Ketua JADI Sulut Ingatkan, Mulai 8 Januari Petahana Tidak Boleh Mutasi Pejabat

SULUTDAILY|| Manado- Ketua Presidium JADI Sulut Johnny Alexander Suak mengingatkan jelang penyelenggaraan Pilkada 2020 di Sulawesi Utara, isu penggantian pejabat selalu muncul bersamaan dengan momen pemilihan kepala daerah lima tahunan tersebut.

“Baik petahana (akan maju lagi sebagai Cakada) atau bukan petahana termasuk penjabat Gubernur atau penjabat Bupati dan Walikota dilarang melakukan penggantian pejabat 6 (enam) bulan sebelum tanggal penetapan pasangan calon sampai dengan akhir masa jabatan kecuali mendapat persetujuan tertulis dari Menteri,” kata Suak

Untuk diketahui, berdasarkan Peraturan KPU No. 16 Tahun 2019 tentang Perubahan atas Peraturan KPU Nomor 15 Tahun 2019 tentang Tahapan, Program dan Jadwal pemilihan Gubernur dan Wakil Gubernur, Bupati dan Wakil Bupati, dan/atau Walikota dan Wakil Walikota, bahwa penetapan pasangan calon ditetapkan 8 Juli 2020. Bila dihitung mundur 6 (enam) bulan sebelum tanggal penetapan pasangan calon, maka sejak 8 Januari 2020, kepala daerah tidak diperbolehkan lagi melakukan pergantian pejabat, kecuali mendapat persetujuan tertulis dari Menteri.

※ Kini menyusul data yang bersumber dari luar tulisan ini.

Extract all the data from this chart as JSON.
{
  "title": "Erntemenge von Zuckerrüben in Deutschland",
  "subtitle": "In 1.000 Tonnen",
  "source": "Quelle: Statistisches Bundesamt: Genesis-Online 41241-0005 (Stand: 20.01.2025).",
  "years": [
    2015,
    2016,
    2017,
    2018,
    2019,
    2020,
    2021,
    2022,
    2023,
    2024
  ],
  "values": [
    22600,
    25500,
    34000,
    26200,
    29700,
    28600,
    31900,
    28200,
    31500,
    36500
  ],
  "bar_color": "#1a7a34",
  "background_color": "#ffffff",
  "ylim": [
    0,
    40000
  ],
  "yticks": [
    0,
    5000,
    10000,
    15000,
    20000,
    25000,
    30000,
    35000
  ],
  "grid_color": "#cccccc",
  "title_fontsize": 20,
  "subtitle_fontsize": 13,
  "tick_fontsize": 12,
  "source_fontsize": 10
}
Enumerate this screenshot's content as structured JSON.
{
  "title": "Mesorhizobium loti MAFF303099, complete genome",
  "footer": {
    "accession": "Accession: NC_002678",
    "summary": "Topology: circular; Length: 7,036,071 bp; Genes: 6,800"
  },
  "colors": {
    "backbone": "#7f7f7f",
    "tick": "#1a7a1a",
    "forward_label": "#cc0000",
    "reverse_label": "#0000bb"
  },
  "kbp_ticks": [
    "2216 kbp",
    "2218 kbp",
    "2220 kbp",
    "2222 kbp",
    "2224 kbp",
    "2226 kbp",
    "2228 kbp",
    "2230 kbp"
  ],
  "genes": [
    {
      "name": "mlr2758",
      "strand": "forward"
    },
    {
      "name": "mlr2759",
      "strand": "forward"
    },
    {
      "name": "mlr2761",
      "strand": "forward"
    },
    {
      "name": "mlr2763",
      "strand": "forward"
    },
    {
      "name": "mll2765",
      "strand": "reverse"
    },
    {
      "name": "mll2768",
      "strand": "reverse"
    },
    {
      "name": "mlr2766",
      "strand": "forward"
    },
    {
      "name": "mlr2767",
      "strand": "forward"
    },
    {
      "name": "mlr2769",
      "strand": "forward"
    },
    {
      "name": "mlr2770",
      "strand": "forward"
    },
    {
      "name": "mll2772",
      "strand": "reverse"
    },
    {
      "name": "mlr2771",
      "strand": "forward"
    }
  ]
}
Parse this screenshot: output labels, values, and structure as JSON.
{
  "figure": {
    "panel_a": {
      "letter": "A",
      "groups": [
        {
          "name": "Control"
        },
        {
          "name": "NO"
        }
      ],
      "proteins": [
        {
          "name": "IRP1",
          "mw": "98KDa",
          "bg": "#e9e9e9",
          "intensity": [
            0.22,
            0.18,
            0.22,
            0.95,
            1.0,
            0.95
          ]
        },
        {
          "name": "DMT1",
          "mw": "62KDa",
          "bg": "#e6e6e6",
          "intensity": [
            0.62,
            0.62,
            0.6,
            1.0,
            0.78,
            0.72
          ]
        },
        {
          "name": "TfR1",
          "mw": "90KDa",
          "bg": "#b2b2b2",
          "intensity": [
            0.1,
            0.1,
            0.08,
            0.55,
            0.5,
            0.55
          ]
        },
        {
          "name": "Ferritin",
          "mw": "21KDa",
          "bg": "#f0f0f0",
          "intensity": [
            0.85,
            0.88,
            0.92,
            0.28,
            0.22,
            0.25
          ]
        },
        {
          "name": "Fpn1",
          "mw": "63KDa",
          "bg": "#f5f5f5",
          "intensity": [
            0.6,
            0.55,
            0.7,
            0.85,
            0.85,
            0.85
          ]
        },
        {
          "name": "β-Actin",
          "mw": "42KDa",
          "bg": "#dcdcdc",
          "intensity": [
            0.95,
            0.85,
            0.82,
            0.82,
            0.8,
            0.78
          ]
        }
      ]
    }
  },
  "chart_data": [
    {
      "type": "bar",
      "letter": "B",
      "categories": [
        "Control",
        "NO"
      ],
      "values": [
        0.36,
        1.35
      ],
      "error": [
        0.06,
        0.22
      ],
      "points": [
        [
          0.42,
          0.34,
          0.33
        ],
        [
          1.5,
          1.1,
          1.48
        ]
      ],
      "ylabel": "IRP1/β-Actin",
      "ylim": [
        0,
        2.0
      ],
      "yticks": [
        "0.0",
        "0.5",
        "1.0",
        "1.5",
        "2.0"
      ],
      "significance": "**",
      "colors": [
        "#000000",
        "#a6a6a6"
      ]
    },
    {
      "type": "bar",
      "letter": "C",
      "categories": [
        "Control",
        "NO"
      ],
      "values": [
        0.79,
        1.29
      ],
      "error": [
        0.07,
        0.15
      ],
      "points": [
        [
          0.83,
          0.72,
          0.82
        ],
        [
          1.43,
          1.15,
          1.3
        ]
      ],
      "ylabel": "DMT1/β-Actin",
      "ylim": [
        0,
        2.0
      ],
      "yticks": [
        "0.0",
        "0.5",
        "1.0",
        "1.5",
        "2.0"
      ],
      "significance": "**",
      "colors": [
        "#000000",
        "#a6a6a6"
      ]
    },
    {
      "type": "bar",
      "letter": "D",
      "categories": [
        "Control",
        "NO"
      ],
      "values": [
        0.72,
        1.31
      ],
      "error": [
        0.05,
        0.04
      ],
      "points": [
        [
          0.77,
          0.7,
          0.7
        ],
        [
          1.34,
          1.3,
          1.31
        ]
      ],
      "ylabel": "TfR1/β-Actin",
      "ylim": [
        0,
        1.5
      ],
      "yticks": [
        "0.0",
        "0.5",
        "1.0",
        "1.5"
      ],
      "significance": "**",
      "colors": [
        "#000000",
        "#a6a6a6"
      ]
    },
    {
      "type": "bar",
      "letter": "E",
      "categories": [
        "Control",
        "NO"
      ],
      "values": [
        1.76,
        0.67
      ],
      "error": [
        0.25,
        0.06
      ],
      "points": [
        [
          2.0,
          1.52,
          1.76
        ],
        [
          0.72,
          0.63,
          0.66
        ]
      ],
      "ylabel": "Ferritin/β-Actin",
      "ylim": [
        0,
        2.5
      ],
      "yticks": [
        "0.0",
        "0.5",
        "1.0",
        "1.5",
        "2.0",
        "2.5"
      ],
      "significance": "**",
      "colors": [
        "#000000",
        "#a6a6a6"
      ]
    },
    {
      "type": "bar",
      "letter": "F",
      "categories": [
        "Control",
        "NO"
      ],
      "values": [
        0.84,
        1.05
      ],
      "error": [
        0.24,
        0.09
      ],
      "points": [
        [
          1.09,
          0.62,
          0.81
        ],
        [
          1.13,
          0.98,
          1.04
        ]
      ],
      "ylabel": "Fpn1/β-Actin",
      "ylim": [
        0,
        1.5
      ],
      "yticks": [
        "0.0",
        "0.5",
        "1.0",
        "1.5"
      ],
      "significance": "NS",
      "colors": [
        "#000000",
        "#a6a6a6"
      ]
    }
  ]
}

Menurut Mantan Bawaslu Sulut ini, tatas waktu penggantian pejabat di lingkungan Pemerintah Daerah sudah diatur tegas pada pasal 71 Undang-Undang Nomor 10 Tahun 2016.

Pejabat negara, pejabat daerah, pejabat aparatur sipil negara, anggota TNI/POLRI, dan Kepala Desa atau sebutan lain/Lurah dilarang membuat keputusan dan/atau tindakan yang menguntungkan atau merugikan salah satu pasangan calon.

Gubernur atau Wakil Gubernur, Bupati atau Wakil Bupati, dan Walikota atau Wakil Walikota dilarang melakukan penggantian pejabat 6 (enam) bulan sebelum tanggal penetapan pasangan calon sampai dengan akhir masa jabatan kecuali mendapat persetujuan tertulis dari Menteri.

Gubernur atau Wakil Gubernur, Bupati atau Wakil Bupati, dan Walikota atau Wakil Walikota dilarang menggunakan kewenangan, program, dan kegiatan yang menguntungkan atau merugikan salah satu pasangan calon baik di daerah sendiri maupun di daerah lain dalam waktu 6 (enam) bulan sebelum tanggal penetapan pasangan calon sampai dengan penetapan pasangan calon terpilih.

Ketentuan sebagaimana dimaksud pada ayat (1) sampai dengan ayat (3) berlaku juga untuk penjabat Gubernur atau Penjabat Bupati/Walikota.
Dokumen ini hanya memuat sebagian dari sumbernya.